Jordanian security forces clashed with pro-democracy protesters in Amman on Friday, the first violent confrontation in the capital in several months.

According to local reports, the clashes erupted when police blocked a march by hundreds of demonstrators that started from the city’s Grand Mosque after Friday prayers. The protesters chanted slogans calling for economic and political reform, and demanded the ousting of the government of Marouf al-Bakhit, who was appointed prime minister in February.

There were also reports of attacks on several journalists covering the demonstration, with claims that photographers and journalists were beaten by security officers despite wearing special police-issued vests identifying them as members of the press.

Tareq Momani, the head of Jordan’s Press Association, was quoted by the Ammon News website as saying that “the vests were a trap to target journalists by gendarmerie forces”.

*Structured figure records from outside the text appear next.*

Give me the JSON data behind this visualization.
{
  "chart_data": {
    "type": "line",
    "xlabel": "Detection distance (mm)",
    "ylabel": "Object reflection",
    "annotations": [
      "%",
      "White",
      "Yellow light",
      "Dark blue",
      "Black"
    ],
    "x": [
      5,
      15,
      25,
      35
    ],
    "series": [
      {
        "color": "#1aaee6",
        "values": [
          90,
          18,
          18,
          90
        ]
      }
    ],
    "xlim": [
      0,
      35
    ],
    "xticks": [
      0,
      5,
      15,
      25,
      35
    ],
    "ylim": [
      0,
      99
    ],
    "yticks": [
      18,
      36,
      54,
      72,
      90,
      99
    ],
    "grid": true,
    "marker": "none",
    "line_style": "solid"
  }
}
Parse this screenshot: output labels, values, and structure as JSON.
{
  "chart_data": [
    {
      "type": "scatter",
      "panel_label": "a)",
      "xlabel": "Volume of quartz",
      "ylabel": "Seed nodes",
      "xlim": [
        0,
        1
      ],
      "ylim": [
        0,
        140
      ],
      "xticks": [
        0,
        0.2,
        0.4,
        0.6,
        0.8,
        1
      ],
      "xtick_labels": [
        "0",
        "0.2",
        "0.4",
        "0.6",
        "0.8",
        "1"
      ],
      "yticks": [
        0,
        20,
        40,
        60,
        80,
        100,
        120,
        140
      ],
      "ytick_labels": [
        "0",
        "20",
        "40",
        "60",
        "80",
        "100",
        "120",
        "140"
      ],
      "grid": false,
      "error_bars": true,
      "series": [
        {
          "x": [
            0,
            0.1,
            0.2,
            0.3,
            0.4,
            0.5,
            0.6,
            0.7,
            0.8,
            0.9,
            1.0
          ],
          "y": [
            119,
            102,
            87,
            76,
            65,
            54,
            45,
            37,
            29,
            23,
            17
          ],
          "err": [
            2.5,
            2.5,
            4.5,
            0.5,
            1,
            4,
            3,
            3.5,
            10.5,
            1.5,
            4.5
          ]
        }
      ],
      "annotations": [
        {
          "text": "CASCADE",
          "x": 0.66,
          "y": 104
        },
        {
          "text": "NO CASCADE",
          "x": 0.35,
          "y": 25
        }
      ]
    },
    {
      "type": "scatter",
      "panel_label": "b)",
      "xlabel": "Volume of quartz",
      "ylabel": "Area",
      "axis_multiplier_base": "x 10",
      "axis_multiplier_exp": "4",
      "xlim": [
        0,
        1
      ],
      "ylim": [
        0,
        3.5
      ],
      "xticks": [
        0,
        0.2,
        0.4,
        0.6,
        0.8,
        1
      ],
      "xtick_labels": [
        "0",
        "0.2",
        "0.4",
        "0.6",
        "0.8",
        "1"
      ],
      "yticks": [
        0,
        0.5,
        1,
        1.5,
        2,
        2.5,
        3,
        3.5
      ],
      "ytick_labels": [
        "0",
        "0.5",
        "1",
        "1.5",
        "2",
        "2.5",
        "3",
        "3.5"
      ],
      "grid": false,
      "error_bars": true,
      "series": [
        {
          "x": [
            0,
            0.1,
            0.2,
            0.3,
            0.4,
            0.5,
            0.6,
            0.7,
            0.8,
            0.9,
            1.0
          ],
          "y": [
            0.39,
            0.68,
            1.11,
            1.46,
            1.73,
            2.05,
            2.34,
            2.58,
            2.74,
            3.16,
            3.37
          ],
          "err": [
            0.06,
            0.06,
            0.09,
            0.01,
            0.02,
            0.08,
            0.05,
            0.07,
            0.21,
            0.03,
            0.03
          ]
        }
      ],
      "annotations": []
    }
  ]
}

The latest escalation is likely to raise fresh questions over Jordan’s ability to stand apart from the wave of political unrest sweeping the Arab world this year. The country has seen a number of opposition rallies since January, but on a much smaller scale – and with more modest demands – than in countries such as Syria, Egypt and Tunisia. Since March, the Jordanian opposition has also concentrated on staging protests in provincial cities around the country, and has generally shunned the capital.

The Jordanian system places relatively few constraints on the powers of King Abdullah, who has ruled the country since the death of his father, King Hussein, in 1999. Over recent months, the monarch has repeatedly promised democratic reforms, but critics claim he is moving too slowly and cautiously.

Many Jordanians have also been incensed by a string of recent, high-profile corruption scandals, which analysts say have severely damaged the standing of the current government.